Provide valuable guidance for designing effective health communication messages to improve resilience
Dataset
Source: Twitter/X (public posts)
Content: English-language tweets related to mental health resilience
Location: United States–based users
Timeframe: September 1, 2024 – December 1, 2025
Dataset size: ~100,000 tweets
Inclusion focus: resilience-related keywords, themes, and discourse
Methodology & Data Pipeline
Data: ~100k tweets → ~14.6k relevant (filtered)
Manual annotation:
500 tweets labeled for relevance + sentiment (double-coded)
Cohen’s κ used to ensure inter-rater reliability
Feature labeling:
250 relevant tweets annotated for content features
Guidelines refined iteratively; reliability re-evaluated
LLM classification:
Annotation rules converted into structured GPT prompts
Model validated on labeled data (F1 ≥ 0.70)
Scaling:
Applied LLM classification to ~14k tweets
Analysis pipeline:
BERTopic → theme discovery
Negative Binomial regression → engagement modeling
LLM Prompting
Used GPT prompting (zero-/few-shot) to classify content features
Model performance validated on labeled data
F1 ≥ 0.70 across all features

Results: Topic Modeling
BERTopic applied to ~14.6k relevant tweets to identify dominant themes across sentiment subsets
All tweets are highly concentrated
~99% in Support & Awareness
Positive tweets are more diverse
Mindfulness (37%), Recovery (33%), Support (29%)
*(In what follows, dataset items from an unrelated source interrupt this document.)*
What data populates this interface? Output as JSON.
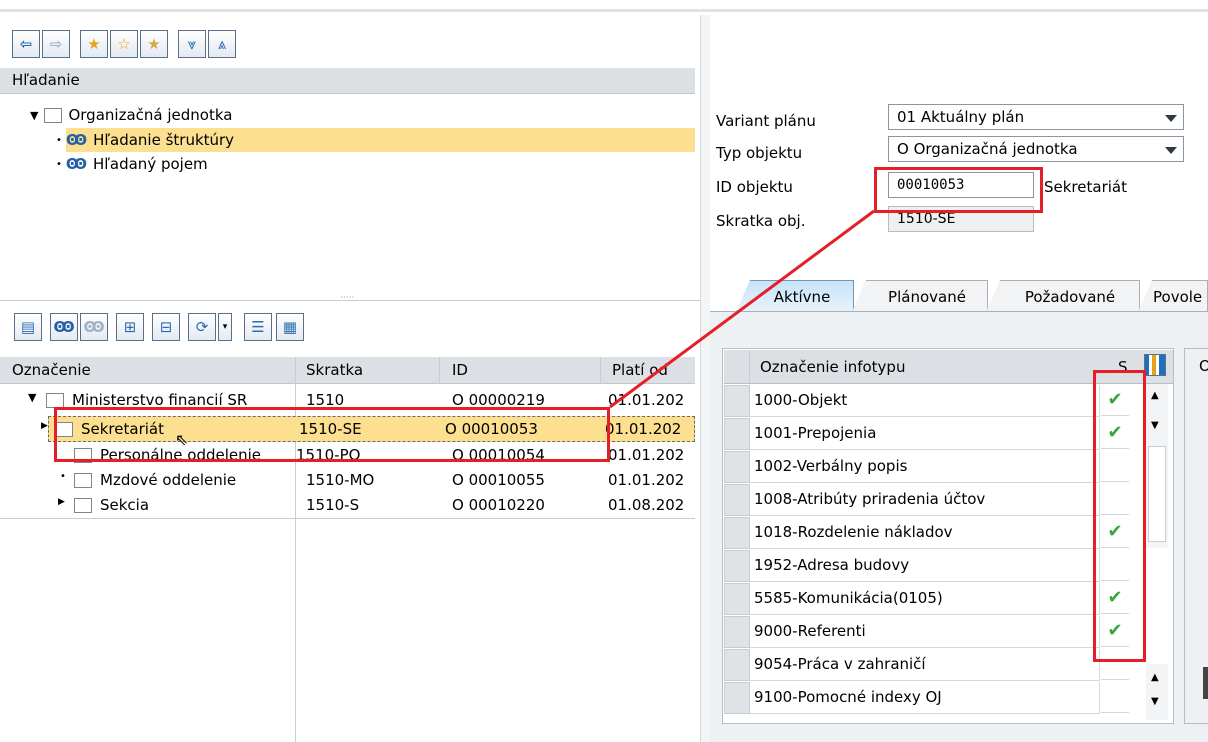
{
  "search_panel": {
    "title": "Hľadanie",
    "root": "Organizačná jednotka",
    "items": [
      "Hľadanie štruktúry",
      "Hľadaný pojem"
    ]
  },
  "splitter_grip": "·····",
  "structure": {
    "columns": [
      "Označenie",
      "Skratka",
      "ID",
      "Platí od"
    ],
    "rows": [
      {
        "label": "Ministerstvo financií SR",
        "abbr": "1510",
        "id": "O  00000219",
        "valid": "01.01.202"
      },
      {
        "label": "Sekretariát",
        "abbr": "1510-SE",
        "id": "O  00010053",
        "valid": "01.01.202"
      },
      {
        "label": "Personálne oddelenie",
        "abbr": "1510-PO",
        "id": "O  00010054",
        "valid": "01.01.202"
      },
      {
        "label": "Mzdové oddelenie",
        "abbr": "1510-MO",
        "id": "O  00010055",
        "valid": "01.01.202"
      },
      {
        "label": "Sekcia",
        "abbr": "1510-S",
        "id": "O  00010220",
        "valid": "01.08.202"
      }
    ]
  },
  "header_form": {
    "plan_variant": {
      "label": "Variant plánu",
      "value": "01 Aktuálny plán"
    },
    "object_type": {
      "label": "Typ objektu",
      "value": "O Organizačná jednotka"
    },
    "object_id": {
      "label": "ID objektu",
      "value": "00010053",
      "name": "Sekretariát"
    },
    "object_abbr": {
      "label": "Skratka obj.",
      "value": "1510-SE"
    }
  },
  "tabs": [
    "Aktívne",
    "Plánované",
    "Požadované",
    "Povole"
  ],
  "infotypes": {
    "col_name": "Označenie infotypu",
    "col_s": "S",
    "next_col": "O",
    "rows": [
      {
        "name": "1000-Objekt",
        "s": "✔"
      },
      {
        "name": "1001-Prepojenia",
        "s": "✔"
      },
      {
        "name": "1002-Verbálny popis",
        "s": ""
      },
      {
        "name": "1008-Atribúty priradenia účtov",
        "s": ""
      },
      {
        "name": "1018-Rozdelenie nákladov",
        "s": "✔"
      },
      {
        "name": "1952-Adresa budovy",
        "s": ""
      },
      {
        "name": "5585-Komunikácia(0105)",
        "s": "✔"
      },
      {
        "name": "9000-Referenti",
        "s": "✔"
      },
      {
        "name": "9054-Práca v zahraničí",
        "s": ""
      },
      {
        "name": "9100-Pomocné indexy OJ",
        "s": ""
      }
    ]
  },
  "colors": {
    "highlight": "#fce08f",
    "annotation_red": "#e51f27",
    "check_green": "#3aa63a"
  }
}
Neutral tweets emphasize different content Support (42%), Stress (34%), Teletherapy (25%)

Results: Regression
Modeled engagement (likes) using a Negative Binomial regression
Inputs included:
- Content features (storytelling, first-person, CTA, etc.)
- Topic categories (BERTopic outputs) Structural features (length, emojis, links)
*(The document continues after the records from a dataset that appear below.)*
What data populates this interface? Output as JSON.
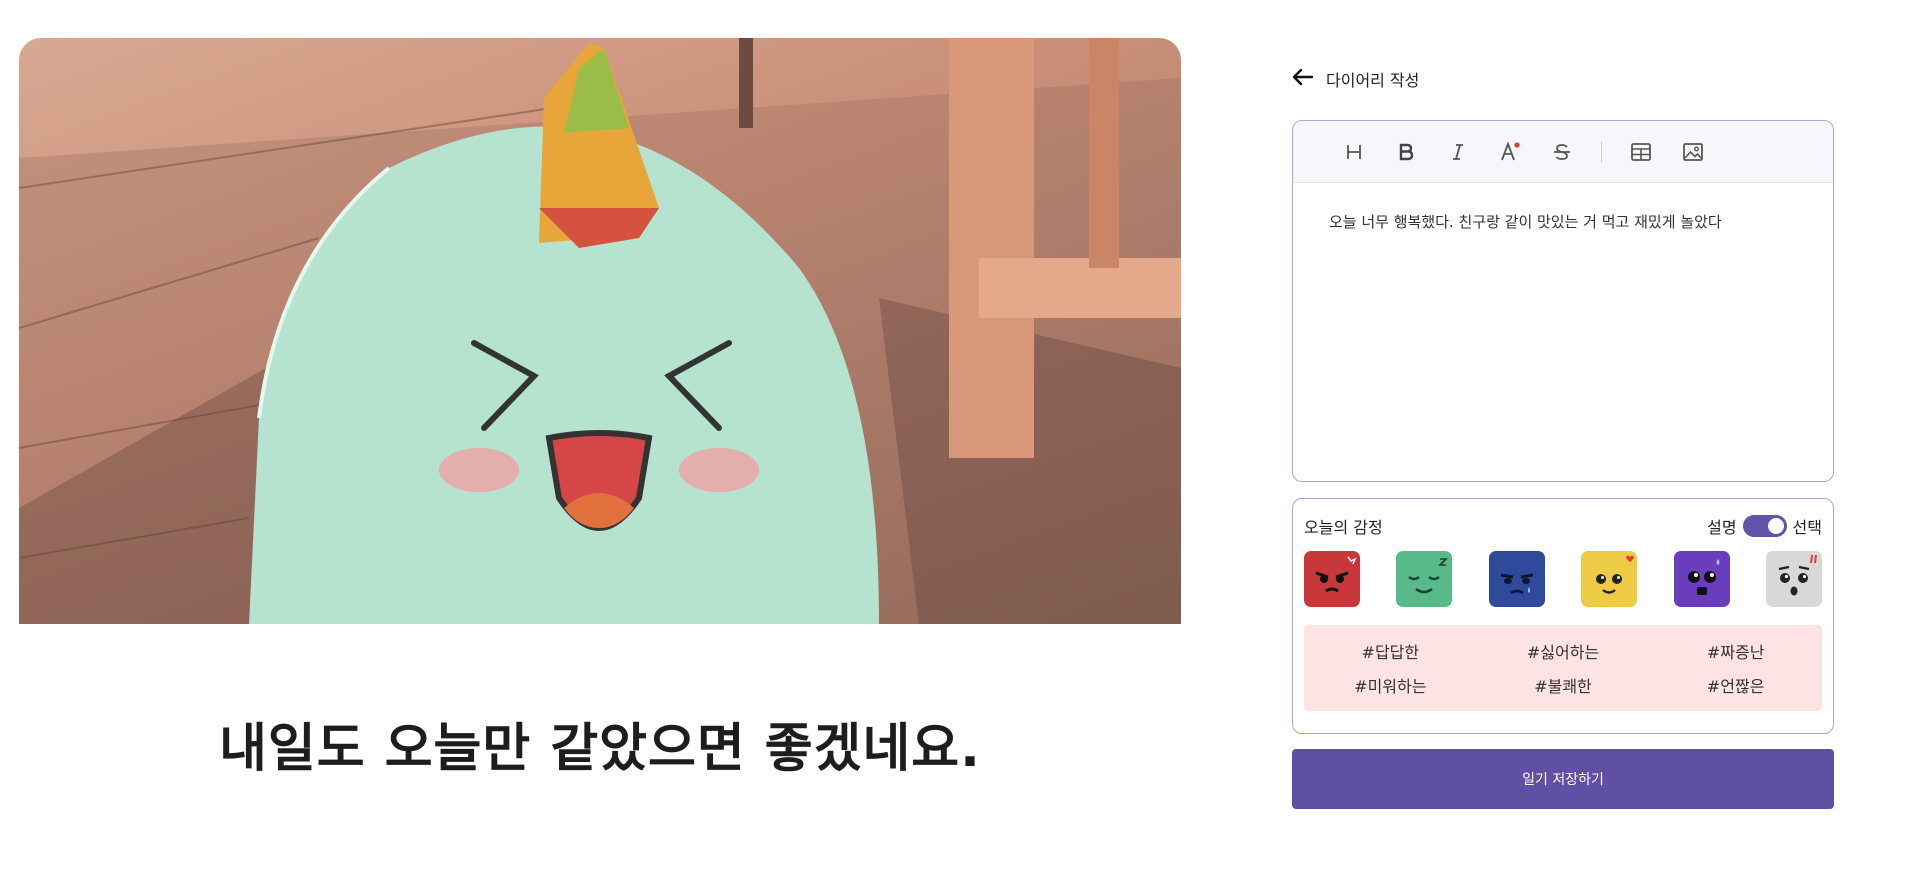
{
  "header": {
    "back_label": "다이어리 작성"
  },
  "editor": {
    "toolbar": [
      {
        "name": "heading-icon"
      },
      {
        "name": "bold-icon"
      },
      {
        "name": "italic-icon"
      },
      {
        "name": "text-color-icon"
      },
      {
        "name": "strikethrough-icon"
      },
      {
        "name": "table-icon"
      },
      {
        "name": "image-icon"
      }
    ],
    "content": "오늘 너무 행복했다. 친구랑 같이 맛있는 거 먹고 재밌게 놀았다"
  },
  "emotion": {
    "title": "오늘의 감정",
    "toggle_left": "설명",
    "toggle_right": "선택",
    "faces": [
      {
        "name": "angry-face-icon",
        "color": "#c8373a"
      },
      {
        "name": "content-face-icon",
        "color": "#58b98a"
      },
      {
        "name": "sad-face-icon",
        "color": "#2f4a9a"
      },
      {
        "name": "happy-face-icon",
        "color": "#eecb45"
      },
      {
        "name": "fear-face-icon",
        "color": "#6a3dbe"
      },
      {
        "name": "surprised-face-icon",
        "color": "#d8d8d8"
      }
    ],
    "tags": [
      "#답답한",
      "#싫어하는",
      "#짜증난",
      "#미워하는",
      "#불쾌한",
      "#언짢은"
    ]
  },
  "save_label": "일기 저장하기",
  "caption": "내일도 오늘만 같았으면 좋겠네요."
}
N = 13,807; Negative Binomial regression (likes)
Pseudo R² ≈ 0.04 → modest explanatory power (expected for social media data)
*Note that Model1 is our regression for tweets with a POSITIVE sentiment only

Key Results
First-person language and storytelling → higher engagement
Call-to-action (CTA) → positive effect on likes
Topic effects:
- Recovery & mindfulness content tends to perform better than generic awareness
- Structural features → weaker, inconsistent effects
Interpretation
- Engagement is driven more by how content is written than just the topic
- Narrative + personal framing makes content more relatable and engaging
- Informational or generic posts less likely to drive interaction
Conclusion
Mental health discourse on social media is not uniform—it spans awareness, recovery, self-care, and service access. While overall conversation is dominated by general support language, engagement is driven more by how content is written than by topic alone. Posts that use personal, narrative-driven language and include clear calls to action tend to generate higher interaction. These findings suggest that effective mental health communication should prioritize relatability, storytelling, and actionable messaging.